So, who wants a do-over on the Kyle Orton-for-Jay Cutler trade?
It seems Orton never has been more popular in some parts of Bears Country than he is now, after helping lead the Denver Broncos to a 5-0 record. He has thrown 7 touchdown passes and just 1 interception for a passer rating of 97.4, 10th-best in the NFL.
Orton's only interception came on a Hail Mary pass at the end of the first half Sunday in a victory over the New England Patriots that was picked off by Randy Moss.
Judging by chat rooms and blogs on the Internet, there appear to be quite a few Bears fans having second thoughts about "The Trade."
There also are a lot of Bears fans so insecure and so desperate for Cutler to be their savior that the mere mention of Orton's name in the same sentence with Cutler causes them some discomfort in their orange-and-navy-striped Zubaz.
They have no need to panic.
Cutler's 89.3 passer rating is 14th in the league; he has thrown 8 TD passes and 5 interceptions. Right now those stats aren't quite as impressive as Orton's, but they're still very good and continuing to improve since the horrid first half in Green Bay.
But that isn't the point. Numbers don't tell the whole story.
Cutler has done more with less, and he is the more talented quarterback. Cutler has the stronger arm, he's more accurate, he runs better, and he avoids the pass rush better, thereby buying extra time for his receivers and minimizing negative plays.
Orton has the luxury of throwing to Brandon Marshall, who may be the most talented wide receiver in the NFL. Orton also has Eddie Royal, who had 980 yards and 91 receptions as a rookie last season, which is 91 more than Earl Bennett caught in his rookie season for the Bears.
It also helps that the Broncos' defense is No. 1 in the NFL in points allowed and No. 2 in yards allowed.
Cutler has put up comparable numbers throwing to Devin Hester, Bennett and rookie Johnny Knox. Hester had 51 catches last season, Bennett had none, and Knox was at Abilene Christian.
The Bears' defense has been good but not great. It is 13th in yards and points allowed.
Cutler has been superb in the fourth quarter, leading the Bears to comeback victories over Pittsburgh and Seattle. His fourth-quarter passer rating of 111.5 is fifth-best in the league.
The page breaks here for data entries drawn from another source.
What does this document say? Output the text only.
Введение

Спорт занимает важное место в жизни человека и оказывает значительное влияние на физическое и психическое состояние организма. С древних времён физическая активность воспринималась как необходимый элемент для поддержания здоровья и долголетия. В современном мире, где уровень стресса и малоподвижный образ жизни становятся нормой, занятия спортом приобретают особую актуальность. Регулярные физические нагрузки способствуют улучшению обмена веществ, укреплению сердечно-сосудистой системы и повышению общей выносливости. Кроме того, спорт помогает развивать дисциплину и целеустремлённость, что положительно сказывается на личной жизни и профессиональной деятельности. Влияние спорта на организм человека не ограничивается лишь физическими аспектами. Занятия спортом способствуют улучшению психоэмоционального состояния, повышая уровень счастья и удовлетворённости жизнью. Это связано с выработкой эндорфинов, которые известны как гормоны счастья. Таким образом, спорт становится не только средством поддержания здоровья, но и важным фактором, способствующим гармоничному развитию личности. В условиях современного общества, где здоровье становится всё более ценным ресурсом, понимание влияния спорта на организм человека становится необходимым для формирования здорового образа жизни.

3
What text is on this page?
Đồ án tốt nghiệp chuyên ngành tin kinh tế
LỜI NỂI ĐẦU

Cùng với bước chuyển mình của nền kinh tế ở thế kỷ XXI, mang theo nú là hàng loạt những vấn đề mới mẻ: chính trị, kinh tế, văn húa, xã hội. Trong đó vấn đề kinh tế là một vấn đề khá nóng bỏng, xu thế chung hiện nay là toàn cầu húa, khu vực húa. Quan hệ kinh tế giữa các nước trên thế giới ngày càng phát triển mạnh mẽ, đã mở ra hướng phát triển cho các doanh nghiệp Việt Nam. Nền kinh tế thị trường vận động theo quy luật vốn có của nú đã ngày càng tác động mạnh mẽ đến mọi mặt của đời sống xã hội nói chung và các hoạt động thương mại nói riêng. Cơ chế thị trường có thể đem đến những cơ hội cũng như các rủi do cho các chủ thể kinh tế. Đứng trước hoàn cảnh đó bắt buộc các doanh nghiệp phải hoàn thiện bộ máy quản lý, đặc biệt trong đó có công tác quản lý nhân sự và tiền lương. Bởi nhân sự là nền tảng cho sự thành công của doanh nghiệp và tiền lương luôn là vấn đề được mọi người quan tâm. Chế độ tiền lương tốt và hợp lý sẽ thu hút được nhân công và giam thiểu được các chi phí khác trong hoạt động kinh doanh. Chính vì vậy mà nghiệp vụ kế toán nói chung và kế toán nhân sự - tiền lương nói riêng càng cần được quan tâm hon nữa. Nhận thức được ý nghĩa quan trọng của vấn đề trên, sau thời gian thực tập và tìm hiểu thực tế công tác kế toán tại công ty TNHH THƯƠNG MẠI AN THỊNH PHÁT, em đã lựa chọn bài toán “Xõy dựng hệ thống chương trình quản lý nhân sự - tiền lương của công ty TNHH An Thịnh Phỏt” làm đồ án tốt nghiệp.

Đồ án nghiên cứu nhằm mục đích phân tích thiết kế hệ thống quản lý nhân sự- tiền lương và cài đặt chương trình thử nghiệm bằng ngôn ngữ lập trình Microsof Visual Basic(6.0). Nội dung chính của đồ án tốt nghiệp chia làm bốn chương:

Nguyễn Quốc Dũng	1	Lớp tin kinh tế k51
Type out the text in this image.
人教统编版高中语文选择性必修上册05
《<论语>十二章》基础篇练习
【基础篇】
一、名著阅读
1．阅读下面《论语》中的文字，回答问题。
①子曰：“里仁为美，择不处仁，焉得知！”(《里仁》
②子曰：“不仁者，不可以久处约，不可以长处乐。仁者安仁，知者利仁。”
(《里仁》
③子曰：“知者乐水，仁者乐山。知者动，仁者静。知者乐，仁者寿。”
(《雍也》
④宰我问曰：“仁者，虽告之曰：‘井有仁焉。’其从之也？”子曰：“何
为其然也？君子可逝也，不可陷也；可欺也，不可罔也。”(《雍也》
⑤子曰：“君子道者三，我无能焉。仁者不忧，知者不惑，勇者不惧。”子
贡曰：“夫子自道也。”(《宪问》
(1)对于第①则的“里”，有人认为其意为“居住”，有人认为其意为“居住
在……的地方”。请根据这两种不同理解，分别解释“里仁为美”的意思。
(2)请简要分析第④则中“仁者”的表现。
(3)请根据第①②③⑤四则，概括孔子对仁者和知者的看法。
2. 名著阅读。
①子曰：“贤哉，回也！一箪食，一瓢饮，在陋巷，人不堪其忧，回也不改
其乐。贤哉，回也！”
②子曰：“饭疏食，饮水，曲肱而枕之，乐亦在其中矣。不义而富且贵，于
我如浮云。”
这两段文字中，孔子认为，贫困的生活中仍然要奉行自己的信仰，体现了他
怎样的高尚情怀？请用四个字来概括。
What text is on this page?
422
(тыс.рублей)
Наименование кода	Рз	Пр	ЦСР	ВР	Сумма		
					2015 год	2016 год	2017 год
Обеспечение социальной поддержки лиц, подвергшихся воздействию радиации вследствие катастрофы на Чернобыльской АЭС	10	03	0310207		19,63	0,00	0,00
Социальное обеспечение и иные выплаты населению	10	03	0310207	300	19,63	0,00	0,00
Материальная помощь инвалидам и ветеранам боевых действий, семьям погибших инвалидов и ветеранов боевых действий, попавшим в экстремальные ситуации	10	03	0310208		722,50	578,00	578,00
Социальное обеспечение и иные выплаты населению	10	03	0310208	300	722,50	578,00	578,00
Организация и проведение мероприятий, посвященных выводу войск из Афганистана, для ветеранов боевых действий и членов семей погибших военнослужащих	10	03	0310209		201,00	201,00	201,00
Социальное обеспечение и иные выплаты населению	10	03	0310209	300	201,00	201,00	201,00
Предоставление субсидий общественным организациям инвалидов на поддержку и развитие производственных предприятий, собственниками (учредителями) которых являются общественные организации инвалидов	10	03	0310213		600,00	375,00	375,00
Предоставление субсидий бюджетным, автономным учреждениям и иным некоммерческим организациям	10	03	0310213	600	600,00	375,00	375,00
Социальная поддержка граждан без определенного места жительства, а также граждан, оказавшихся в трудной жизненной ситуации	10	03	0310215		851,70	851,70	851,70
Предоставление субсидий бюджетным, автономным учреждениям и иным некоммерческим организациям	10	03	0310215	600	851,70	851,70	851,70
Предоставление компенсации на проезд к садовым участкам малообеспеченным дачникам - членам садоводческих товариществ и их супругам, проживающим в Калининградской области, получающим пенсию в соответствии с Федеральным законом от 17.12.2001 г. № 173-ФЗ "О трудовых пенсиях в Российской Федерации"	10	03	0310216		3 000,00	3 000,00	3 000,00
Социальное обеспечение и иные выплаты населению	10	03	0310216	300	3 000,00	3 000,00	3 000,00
But Orton's fans know he has been better, with a 138.7 passer rating, second only to Eli Manning's 147.5. Cutler is 18th on third downs with a passer rating of 68.6, while Orton is fourth at 102.7.
And don't forget Orton's 26-12 won-loss record compared to Cutler's 20-21 mark. Sure, Orton was along for the 10-5 ride the Bears' defense posted in games he started during his rookie season of 2005.
All Orton was asked to do that year was to not lose games, and he did a pretty good job of it.
In Denver, Cutler practically had to win games by himself or, at the very least, try to pile up enough points to offset a porous defense. He's 14-1 in his career when his defense allows 20 points or fewer, including 2-0 this year.
Now that he has a defense capable of containing the opposition, Cutler's won-lost record should more accurately reflect his talent.
"The Trade" may be one of those rare ones that turns out great for both sides.